Il convient, comme proposé par l’employeur, d’ordonner la remise des bulletins de salaire rectifiés avec mention des cotisations sociales non calculées sur l’assiette forfaitaire, dans les 15 jours de la notification du présent arrêt, sans qu’il soit nécessaire d’assortir cette condamnation d’une astreinte. Ce nouveau calcul des cotisations sociales entraîne une diminution du salaire net à percevoir, pour un montant non discuté par la salariée de 140,10 € et il convient, en conséquence, d’ordonner à Madame Y Z le remboursement de cette somme à titre de trop perçu de salaire.
Sur la remise des documents sociaux :
Il convient d’ordonner la remise par la SARL X de l’attestation Pôle emploi rectifiée en conformité avec le présent arrêt, sans qu’il soit nécessaire d’assortir cette condamnation d’une astreinte. Il n’y a pas lieu d’ordonner la rectification du certificat de travail qui mentionne les dates d’emploi de la salariée.

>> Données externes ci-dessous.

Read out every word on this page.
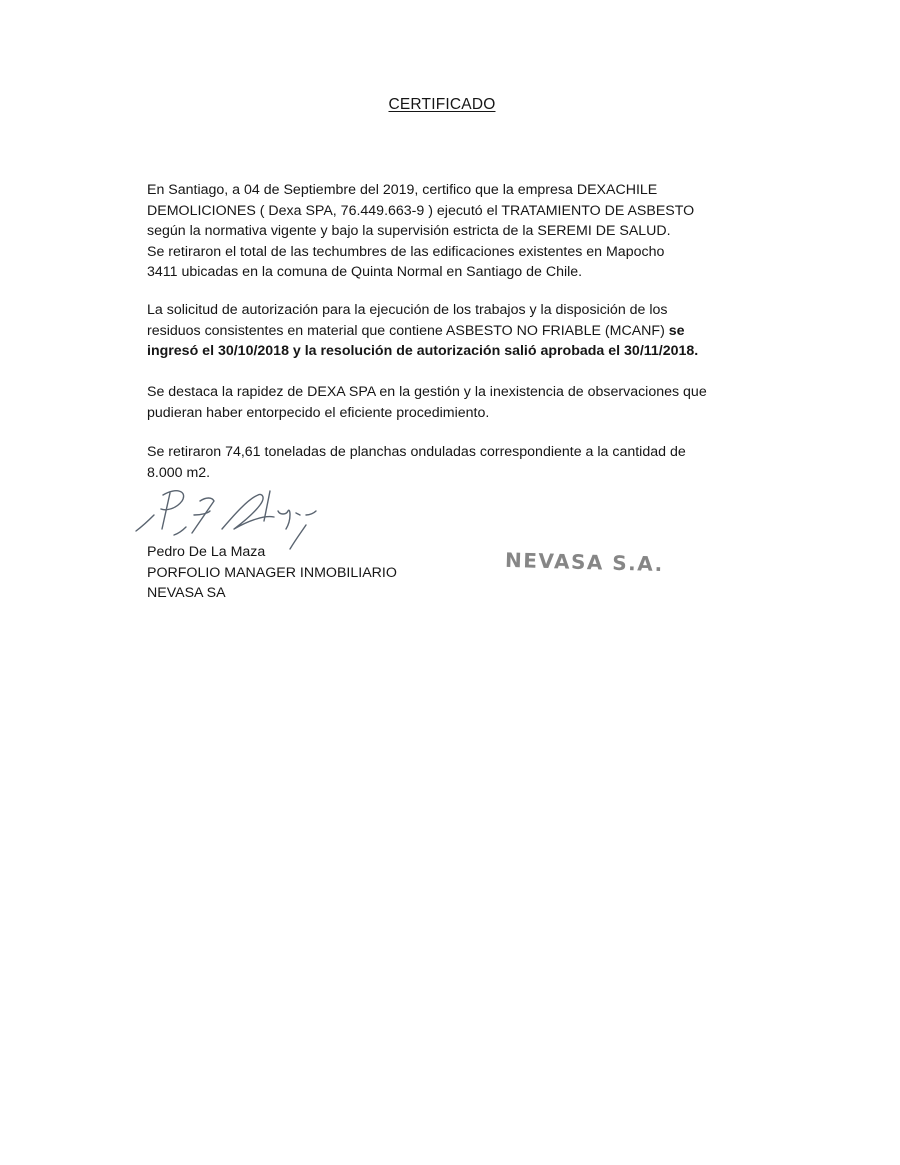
CERTIFICADO

En Santiago, a 04 de Septiembre del 2019, certifico que la empresa DEXACHILE
DEMOLICIONES ( Dexa SPA, 76.449.663-9 ) ejecutó el TRATAMIENTO DE ASBESTO
según la normativa vigente y bajo la supervisión estricta de la SEREMI DE SALUD.
Se retiraron el total de las techumbres de las edificaciones existentes en Mapocho
3411 ubicadas en la comuna de Quinta Normal en Santiago de Chile.

La solicitud de autorización para la ejecución de los trabajos y la disposición de los
residuos consistentes en material que contiene ASBESTO NO FRIABLE (MCANF) se
ingresó el 30/10/2018 y la resolución de autorización salió aprobada el 30/11/2018.

Se destaca la rapidez de DEXA SPA en la gestión y la inexistencia de observaciones que
pudieran haber entorpecido el eficiente procedimiento.

Se retiraron 74,61 toneladas de planchas onduladas correspondiente a la cantidad de
8.000 m2.

Pedro De La Maza
PORFOLIO MANAGER INMOBILIARIO
NEVASA SA
NEVASA S.A.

Sur l’article 700 du code de procédure civile :
Il y a lieu de faire application des dispositions de l’article 700 du code de procédure civile, tel que précisé au dispositif.
PAR CES MOTIFS :
LA COUR,
STATUANT PUBLIQUEMENT, EN MATIERE PRUD’HOMALE, PAR ARRET CONTRADICTOIRE,
Infirme le jugement rendu par le conseil de prud’hommes de Cannes en date du 28 juillet 2011,
Ordonne la requalification du contrat de travail à durée déterminée en contrat à durée indéterminée,
Condamne la SARL X à payer à Madame Y Z :
-330,86 € d’indemnité de requalification,
-661,72 € d’indemnité compensatrice de préavis,
-2000 € de dommages intérêts pour licenciement sans cause réelle et sérieuse,
-300 € de dommages intérêts pour non respect de la procédure de licenciement,
Ordonne la délivrance par la SARL X des bulletins de salaire rectifiés avec mention des cotisations sociales non calculées sur l’assiette forfaitaire, dans un délai de 15 jours à compter de la notification du présent arrêt,
Ordonne le remboursement par Madame Y Z, au titre du recalcul des cotisations sociales, de 140,10 € de salaire net,
Ordonne la remise par la SARL X de l’attestation Pôle emploi rectifiée en conformité avec le présent arrêt, dans les 15 jours suivant la notification du présent arrêt,
Dit que la somme allouée au titre de l’indemnité compensatrice de préavis produira des intérêts au taux légal à compter de la citation devant le bureau de conciliation, soit à compter du 11 février 2011, avec capitalisation des intérêts échus et dus pour plus d’une année à compter de la demande en justice formée à l’audience devant la Cour d’appel en date du 6 février 2013,
Condamne la SARL X aux dépens de première instance et d’appel ainsi qu’au paiement de la somme de 2000 € au titre de l’article 700 du code de procédure civile.